2. A deliberação de amortização das ações e redução do capital foi registada através da apresentação n.º 20/20110418 (fls. 1307).
***
2.2. Descrita a materialidade de facto provada, importa então conhecer do objeto dos recursos interpostos, delimitado pelas respetivas conclusões, e cuja questão jurídica emergente, comum aos dois recursos, foi oportunamente especificada.
No entanto, previamente, suscita-se a questão de saber se, nesta instância, é possível tal conhecimento.
Como decorre dos autos, foi decretado o arresto das ações, correspondentes às participações sociais da 1.ª e 3.ª Requeridas na sociedade 2.ª Requerida.
Posteriormente, a Requerente, tendo vindo alegar que a 2.ª Requerida deliberara amortizar as mesmas ações, requereu a sua apreensão material.
Essa apreensão foi determinada pelo despacho recorrido, com referência aos termos previstos no art. 857.º, n.º 1, do Código de Processo Civil (CPC), aplicável por força do art. 406.º, n.º 2, do mesmo diploma legal.
Nos termos desta última disposição legal, o arresto, como providência cautelar especificada, consiste numa apreensão judicial de bens, à qual são aplicáveis as disposições relativas à penhora.
A penhora das referidas ações, como valores mobiliários titulados, podia realizar-se mediante a apreensão do título, de harmonia com o disposto no n.º 1 do art. 857.º do CPC. Neste sentido, pronuncia-se a doutrina, ao referir que a “penhora dos valores mobiliários titulados não depositados consiste na sua apreensão material, sem prejuízo de acessoriamente se fazer o averbamento e a notificação do devedor” (LEBRE DE FREITAS e A. RIBEIRO MENDES, Código de Processo Civil Anotado, 3.º, 2003, pág. 453).
Deste modo, considerando os termos como se realiza o arresto das ações, mediante a sua apreensão material, o despacho recorrido, independentemente da validade da sua fundamentação, mais não representa do que a mera execução material do arresto anteriormente decretado, sendo certo que, conforme deflui dos autos, ao tempo, ainda não tinha sido concretizada a respetiva apreensão.
Trata-se, por isso, de um despacho de mero expediente, porquanto se destinou a prover ao andamento regular do processo, sem interferir no conflito de interesses entre as partes (art. 156.º, n.º 4, do CPC).
Efetivamente, com tal despacho mais não se decidiu do que determinar a apreensão material das ações, de forma a materializar o arresto decretado, o que, em bom rigor, nem seria necessário, pois isso seria sempre uma consequência normal do decretado arresto das ações (art. 857.º, n.º 1, do CPC).

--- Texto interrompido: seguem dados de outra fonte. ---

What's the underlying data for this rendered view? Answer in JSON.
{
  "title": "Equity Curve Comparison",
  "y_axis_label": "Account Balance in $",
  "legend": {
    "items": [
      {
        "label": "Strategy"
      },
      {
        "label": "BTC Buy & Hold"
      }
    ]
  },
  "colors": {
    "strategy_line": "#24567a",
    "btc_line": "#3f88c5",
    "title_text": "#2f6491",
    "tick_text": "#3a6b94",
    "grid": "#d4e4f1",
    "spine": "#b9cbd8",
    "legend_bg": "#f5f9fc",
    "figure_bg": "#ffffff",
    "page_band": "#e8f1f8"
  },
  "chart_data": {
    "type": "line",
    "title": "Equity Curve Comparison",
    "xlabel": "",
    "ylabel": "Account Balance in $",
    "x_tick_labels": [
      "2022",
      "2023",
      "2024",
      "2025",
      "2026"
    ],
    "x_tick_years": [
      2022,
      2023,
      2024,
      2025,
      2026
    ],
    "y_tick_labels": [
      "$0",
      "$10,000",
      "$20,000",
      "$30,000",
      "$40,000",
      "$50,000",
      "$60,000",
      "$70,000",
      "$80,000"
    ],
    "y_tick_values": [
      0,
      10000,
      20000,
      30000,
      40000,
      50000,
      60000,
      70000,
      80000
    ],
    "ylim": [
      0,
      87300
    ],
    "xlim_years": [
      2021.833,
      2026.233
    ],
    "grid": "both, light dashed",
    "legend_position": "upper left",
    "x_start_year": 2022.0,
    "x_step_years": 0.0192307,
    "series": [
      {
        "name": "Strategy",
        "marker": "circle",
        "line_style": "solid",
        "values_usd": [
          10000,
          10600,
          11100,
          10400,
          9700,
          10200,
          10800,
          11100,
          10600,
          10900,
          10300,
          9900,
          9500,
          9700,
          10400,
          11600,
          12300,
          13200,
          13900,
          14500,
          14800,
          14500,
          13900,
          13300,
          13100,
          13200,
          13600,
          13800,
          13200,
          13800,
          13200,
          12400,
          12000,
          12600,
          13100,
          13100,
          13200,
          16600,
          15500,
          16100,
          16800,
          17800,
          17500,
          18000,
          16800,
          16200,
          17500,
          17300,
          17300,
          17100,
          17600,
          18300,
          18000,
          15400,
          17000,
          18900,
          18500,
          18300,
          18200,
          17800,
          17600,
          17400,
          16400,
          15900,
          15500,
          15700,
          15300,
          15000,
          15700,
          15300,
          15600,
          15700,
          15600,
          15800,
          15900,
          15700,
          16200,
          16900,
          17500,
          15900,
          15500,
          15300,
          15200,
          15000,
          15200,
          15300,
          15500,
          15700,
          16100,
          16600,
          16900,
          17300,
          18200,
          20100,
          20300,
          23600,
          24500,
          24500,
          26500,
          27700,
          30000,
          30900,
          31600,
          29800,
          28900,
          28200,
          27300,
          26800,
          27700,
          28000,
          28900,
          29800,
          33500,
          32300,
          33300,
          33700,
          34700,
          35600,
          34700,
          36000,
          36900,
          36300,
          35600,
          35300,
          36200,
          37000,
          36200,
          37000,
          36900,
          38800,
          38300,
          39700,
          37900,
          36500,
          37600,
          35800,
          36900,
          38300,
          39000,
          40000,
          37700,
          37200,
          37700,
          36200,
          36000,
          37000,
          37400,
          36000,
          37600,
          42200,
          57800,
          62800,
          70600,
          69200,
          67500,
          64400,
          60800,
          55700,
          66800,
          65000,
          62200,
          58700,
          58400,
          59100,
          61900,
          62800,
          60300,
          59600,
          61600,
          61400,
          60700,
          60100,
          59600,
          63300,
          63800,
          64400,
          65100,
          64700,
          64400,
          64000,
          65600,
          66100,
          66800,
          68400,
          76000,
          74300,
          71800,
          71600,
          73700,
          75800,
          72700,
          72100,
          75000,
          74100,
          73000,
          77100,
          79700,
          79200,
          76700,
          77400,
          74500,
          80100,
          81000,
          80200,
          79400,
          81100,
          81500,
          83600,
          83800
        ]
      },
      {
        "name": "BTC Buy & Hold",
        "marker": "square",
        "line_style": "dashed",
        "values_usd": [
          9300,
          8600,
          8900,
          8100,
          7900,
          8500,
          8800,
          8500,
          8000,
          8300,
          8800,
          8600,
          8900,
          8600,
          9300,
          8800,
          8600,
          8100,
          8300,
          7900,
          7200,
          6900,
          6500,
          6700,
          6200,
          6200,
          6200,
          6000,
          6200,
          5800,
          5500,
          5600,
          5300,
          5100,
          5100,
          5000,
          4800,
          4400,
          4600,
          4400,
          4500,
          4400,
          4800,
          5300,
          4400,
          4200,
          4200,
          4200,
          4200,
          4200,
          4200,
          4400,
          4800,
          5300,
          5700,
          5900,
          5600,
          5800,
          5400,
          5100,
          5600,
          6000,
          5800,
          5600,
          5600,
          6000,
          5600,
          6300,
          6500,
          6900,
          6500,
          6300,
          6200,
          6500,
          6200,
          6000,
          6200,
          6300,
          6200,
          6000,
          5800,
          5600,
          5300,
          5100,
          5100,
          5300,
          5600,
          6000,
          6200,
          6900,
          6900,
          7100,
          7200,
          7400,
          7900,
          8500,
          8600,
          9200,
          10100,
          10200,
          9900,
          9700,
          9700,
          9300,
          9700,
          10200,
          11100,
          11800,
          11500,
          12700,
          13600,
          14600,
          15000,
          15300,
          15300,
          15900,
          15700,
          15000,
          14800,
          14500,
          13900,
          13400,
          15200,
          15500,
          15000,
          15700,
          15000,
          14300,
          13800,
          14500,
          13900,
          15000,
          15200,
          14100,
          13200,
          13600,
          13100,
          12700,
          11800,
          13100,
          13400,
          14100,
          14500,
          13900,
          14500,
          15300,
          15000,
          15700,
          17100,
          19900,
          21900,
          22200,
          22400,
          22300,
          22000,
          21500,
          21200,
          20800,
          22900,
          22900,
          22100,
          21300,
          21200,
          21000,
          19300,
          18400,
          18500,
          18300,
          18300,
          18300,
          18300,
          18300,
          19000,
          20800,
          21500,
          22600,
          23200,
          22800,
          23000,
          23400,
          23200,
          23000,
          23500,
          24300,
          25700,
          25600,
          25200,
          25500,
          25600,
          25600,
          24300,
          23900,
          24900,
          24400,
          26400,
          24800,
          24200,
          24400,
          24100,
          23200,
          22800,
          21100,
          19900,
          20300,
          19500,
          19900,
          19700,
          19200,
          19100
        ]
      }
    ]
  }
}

Nesse despacho, não se retirou qualquer direito às Requeridas, nem, por outro lado, se atribuiu algum direito à Requerente, não havendo, pois, qualquer interferência no conflito de interesses das partes.
A questão da apreensão das ações poder corresponder, ou não, ao arresto decretado colocar-se-á apenas em face da concreta materialização da apreensão.
Por outro lado, o despacho com a ordem de extração de certidão, para remessa ao DIAP de Lisboa, para a abertura de inquérito, embora tenha subjacente um certo juízo acerca da eventual responsabilidade criminal (juízo irrelevante por vir a competir à jurisdição criminal), tem também a natureza de despacho de mero expediente. Com efeito, do mesmo não resulta afetado qualquer direito, nomeadamente das Requeridas, sendo o seu conteúdo totalmente indiferente ao conflito de interesses das partes, para além do despacho ser ainda dirigido à secretaria.
Neste contexto, não pode deixar de se concluir que o despacho recorrido tem a natureza de despacho de mero expediente, tal como vem definido no n.º 4 do art. 156.º do CPC.
O despacho de mero expediente, como resulta expressamente do disposto no art. 679.º do CPC, não admite recurso. Assim, tendo o despacho recorrido a natureza de despacho de mero expediente, não são admissíveis os recursos interpostos.
Perante a inadmissibilidade dos dois recursos, não pode conhecer-se do seu objeto, por a tal obstar a lei aplicável.
2.3. Em conclusão, pode extrair-se de mais relevante:
I. O arresto de ações, como valores mobiliários titulados, não estando depositadas, realiza-se mediante a sua apreensão material, à semelhança da penhora (art. 857.º, n.º 1, do CPC).
II. O despacho, subsequente ao decretamento do arresto, que determina a apreensão material das ações, tendo a natureza de despacho de mero expediente, não admite recurso.
2.4. As Apelantes, ao ficarem vencidas por decaimento, são responsáveis pelo pagamento das custas, em conformidade com a regra da causalidade consagrada no art. 446.º, n.º s 1 e 2, do CPC.

III – DECISÃO
Pelo exposto, decide-se:
1) Não conhecer do objeto dos recursos.

2) Condenar as Apelantes (Requeridas) no pagamento das custas.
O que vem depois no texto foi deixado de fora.